Oliveira challenges the Board’s decision on three grounds. He alleges that the Board erred in (1) affirming the IJ’s decision to deny his application seeking deferral of removal under CAT, (2) sum *129 marily affirming the IJ’s decision, and (3) affirming the decision of the IJ that Oli-veira’s conviction for Conspiracy to Distribute a Controlled Dangerous Substance constitutes an aggravated felony. The Government argues that the Board did not err in finding that Oliveira’s conviction qualifies as an aggravated felony. Further, the Government asserts that because Oliveira was convicted of an aggravated felony, we lack jurisdiction to review his challenge to the Board’s' denial of CAT relief because he has raised no colorable legal or constitutional question.

Our Court uses “two ‘routes’ to determine whether a state narcotics violation is an aggravated felony” as defined under 8 U.S.C. § 1101(a)(43)(B). Wilson v. Ashcroft, 350 F.3d 377, 381 (3d Cir.2003) (citing Gerbier v. Holmes, 280 F.3d 297 (3d Cir.2002)). One route — employed by the Board here — is the “hypothetical federal felony” method, Gerbier, 280 F.3d at 307-11, in which we determine if the state conviction would qualify as a felony under the Controlled Substances Act (“CSA”). Administrative Record 4. We apply the categorical approach under either method and use the modified categorical approach if it is unclear from the face of the state statute whether the conviction qualifies as an aggravated felony. Catwell v. Att’y Gen., 623 F.3d 199, 207 (3d Cir.2010). Under the categorical approach, a “state conviction triggers removal only if, by definition, the underlying crime falls within a category of removable offenses defined by law.” Mellouli v. Lynch, — U.S. -, 135 S.Ct. 1980, 1986, 192 L.Ed.2d 60 (2015).

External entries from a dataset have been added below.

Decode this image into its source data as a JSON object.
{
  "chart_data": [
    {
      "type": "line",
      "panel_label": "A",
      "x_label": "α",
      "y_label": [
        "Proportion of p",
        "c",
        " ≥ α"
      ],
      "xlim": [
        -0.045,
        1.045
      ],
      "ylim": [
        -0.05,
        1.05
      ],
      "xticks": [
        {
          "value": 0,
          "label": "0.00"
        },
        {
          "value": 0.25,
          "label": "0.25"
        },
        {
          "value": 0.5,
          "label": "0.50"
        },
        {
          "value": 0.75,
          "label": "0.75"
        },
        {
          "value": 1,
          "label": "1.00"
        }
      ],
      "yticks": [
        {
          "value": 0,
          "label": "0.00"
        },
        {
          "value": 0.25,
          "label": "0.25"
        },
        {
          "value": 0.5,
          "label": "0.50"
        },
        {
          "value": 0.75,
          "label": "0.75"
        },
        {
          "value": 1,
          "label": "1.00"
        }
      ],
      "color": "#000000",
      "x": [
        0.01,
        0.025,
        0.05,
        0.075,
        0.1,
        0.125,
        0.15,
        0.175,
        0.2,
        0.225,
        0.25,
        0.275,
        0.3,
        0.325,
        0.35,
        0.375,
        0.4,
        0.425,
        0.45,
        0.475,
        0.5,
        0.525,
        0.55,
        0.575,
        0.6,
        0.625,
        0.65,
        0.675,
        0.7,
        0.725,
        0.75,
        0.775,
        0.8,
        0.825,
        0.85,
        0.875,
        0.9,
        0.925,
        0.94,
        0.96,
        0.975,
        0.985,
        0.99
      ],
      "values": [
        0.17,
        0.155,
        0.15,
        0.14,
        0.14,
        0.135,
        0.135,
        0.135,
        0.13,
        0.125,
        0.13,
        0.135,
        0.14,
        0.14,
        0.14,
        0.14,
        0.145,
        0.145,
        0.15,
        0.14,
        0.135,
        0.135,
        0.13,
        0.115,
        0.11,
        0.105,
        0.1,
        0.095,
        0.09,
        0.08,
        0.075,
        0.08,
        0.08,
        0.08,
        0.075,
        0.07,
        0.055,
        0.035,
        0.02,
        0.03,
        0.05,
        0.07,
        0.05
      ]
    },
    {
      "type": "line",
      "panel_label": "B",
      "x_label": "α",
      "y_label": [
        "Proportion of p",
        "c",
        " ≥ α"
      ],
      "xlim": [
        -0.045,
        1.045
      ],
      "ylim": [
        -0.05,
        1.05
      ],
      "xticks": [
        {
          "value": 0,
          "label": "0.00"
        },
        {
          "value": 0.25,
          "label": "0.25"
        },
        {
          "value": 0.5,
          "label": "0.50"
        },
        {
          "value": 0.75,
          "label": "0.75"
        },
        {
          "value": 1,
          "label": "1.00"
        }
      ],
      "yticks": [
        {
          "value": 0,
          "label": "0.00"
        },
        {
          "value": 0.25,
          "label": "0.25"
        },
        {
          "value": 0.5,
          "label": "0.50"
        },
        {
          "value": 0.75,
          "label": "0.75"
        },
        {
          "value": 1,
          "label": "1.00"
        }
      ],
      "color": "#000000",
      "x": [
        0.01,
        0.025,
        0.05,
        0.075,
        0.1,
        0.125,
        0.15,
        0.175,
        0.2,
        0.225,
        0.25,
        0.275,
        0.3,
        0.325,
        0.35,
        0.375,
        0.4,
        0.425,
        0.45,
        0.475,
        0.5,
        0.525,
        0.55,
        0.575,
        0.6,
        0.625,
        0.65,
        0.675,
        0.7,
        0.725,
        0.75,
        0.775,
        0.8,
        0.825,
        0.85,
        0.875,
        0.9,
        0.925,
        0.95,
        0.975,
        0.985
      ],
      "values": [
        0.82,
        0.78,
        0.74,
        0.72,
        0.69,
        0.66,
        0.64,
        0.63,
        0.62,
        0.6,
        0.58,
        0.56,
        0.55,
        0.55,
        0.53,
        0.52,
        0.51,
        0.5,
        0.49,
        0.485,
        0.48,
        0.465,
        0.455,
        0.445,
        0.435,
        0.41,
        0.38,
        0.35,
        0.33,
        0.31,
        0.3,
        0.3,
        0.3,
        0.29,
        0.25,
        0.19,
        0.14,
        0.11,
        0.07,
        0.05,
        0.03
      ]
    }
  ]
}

Oliveira was convicted of Conspiracy to Distribute a Controlled Dangerous Substance, namely ecstasy, in violation of N.J. Stat. Ann. §§ 2C:5-2 and 35-5(b)(l). Under § 841(a)(1) of the CSA, it is a felony to knowingly or intentionally “manufacture, distribute, or dispense or possess with intent to manufacture, distribute, or dispense, a controlled substance.” 21 U.S.C. § 841(a)(1). Oliveira does not dispute that ecstasy is a controlled substance and he does not appear to dispute that his state conviction for Conspiracy to Distribute ecstasy qualifies as a federal felony under the CSA.